The rollout of an updated transportation service aimed at helping area seniors could be on the horizon in Buda.
City officials now hope the Buda Seniors Taking a Ride (STAR) program can fulfill one of several needs Buda is addressing for its aging population.
“The big thing was that our seniors felt like there is a lack of transportation services in our area,” said David Marino, Buda public information officer. “We are working hard to make sure they have different opportunities for that.”
Buda STAR is an upgrade to the city’s Senior Transportation Program (STP), which was established in 2005. The STP offers to transport independent ambulatory seniors to the grocery store or doctor’s office.
However, Marino said people didn’t realize the service existed. That issue was put in the spotlight when the city received results from a 2017 citizen survey on how to best meet the needs of Buda seniors.
The survey, which received 102 respondents, showed seniors didn’t feel they were able to access necessary information, as well as a lack of senior transportation. The results also led to the creation of Buda’s Task Force on Aging (TFA).
The survey also provided a way for the city to utilize a 5310 grant that was awarded to Buda in 2016 by the Federal Transit Administration (FTA).
The grant program provides funding to states to assist private, nonprofit groups meet the transportation needs of older adults and people with disabilities. Through the program, the FTA covers up to 80 percent of the total cost, with Buda covering up to 20 percent.
Buda received a grant for the purchase of an 11-seat, American Disabilities Act (ADA) accessible van to use for its program. Prior to the grant, Buda’s STP van did notmeet ADA standards.
“What this new van does is it gives us an ADA accessible vehicle that is user friendly for the senior population,” Marino said.
Cathy Metzler, a member of Buda’s TFA, said helping find a way to improve senior transportation was high on its priority list.
But the TFA also continues to tackle several additional issues seniors are experiencing. One is the ability to access information and resources for services, such as healthcare.

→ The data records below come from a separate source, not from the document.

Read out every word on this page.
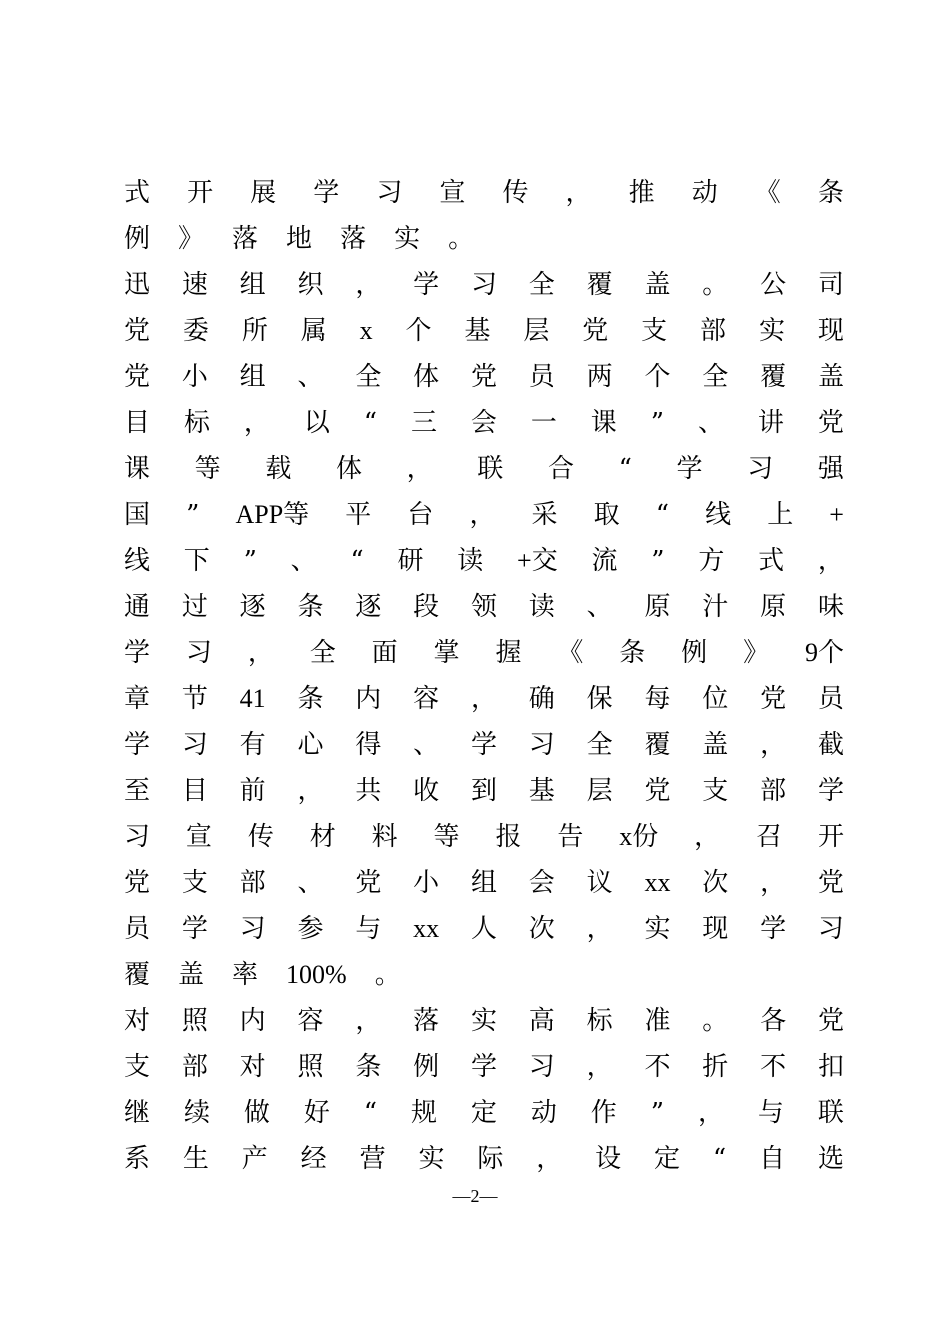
式 开 展 学 习 宣 传 ， 推 动 《 条
例 》 落 地 落 实 。
迅 速 组 织 ， 学 习 全 覆 盖 。 公 司
党 委 所 属 x 个 基 层 党 支 部 实 现
党 小 组 、 全 体 党 员 两 个 全 覆 盖
目 标 ， 以 “ 三 会 一 课 ” 、 讲 党
课 等 载 体 ， 联 合 “ 学 习 强
国 ” APP等 平 台 ， 采 取 “ 线 上 +
线 下 ” 、 “ 研 读 +交 流 ” 方 式 ，
通 过 逐 条 逐 段 领 读 、 原 汁 原 味
学 习 ， 全 面 掌 握 《 条 例 》 9个
章 节 41 条 内 容 ， 确 保 每 位 党 员
学 习 有 心 得 、 学 习 全 覆 盖 ， 截
至 目 前 ， 共 收 到 基 层 党 支 部 学
习 宣 传 材 料 等 报 告 x份 ， 召 开
党 支 部 、 党 小 组 会 议 xx 次 ， 党
员 学 习 参 与 xx 人 次 ， 实 现 学 习
覆 盖 率 100% 。
对 照 内 容 ， 落 实 高 标 准 。 各 党
支 部 对 照 条 例 学 习 ， 不 折 不 扣
继 续 做 好 “ 规 定 动 作 ” ， 与 联
系 生 产 经 营 实 际 ， 设 定 “ 自 选
—2—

One way to combat that issue was creating a page on the city website where residents can find resources “all in one place,” Marino said.
However, Metzler said there is a section of Buda’s aging population that may not have access to the internet or the ability to reach the website.
“The hope is that a family member or caregiver would have access and get that information on their behalf,” Metlzer said.
The TFA is also looking at ways to improve medical care for seniors. Metzler said the TFA is currently studying the prospect of a senior resource center, but she added the idea is still in its infancy.
Senior-related affordable housing is an equally large issue to tackle for the TFA. Metzler cited the long waiting lists at area senior living facilities.
Metzler believes the influx of seniors moving to Buda is their desire to live closer to their children and grandchildren.
For Metzler, how to best approach assisting Buda seniors is an ever-changing process.
“This is still being developed and it will be for a while to come,” Metzler said. “However, Buda did a survey … it shows they’re curious about it. It’s inspiring to see Buda take an interest.”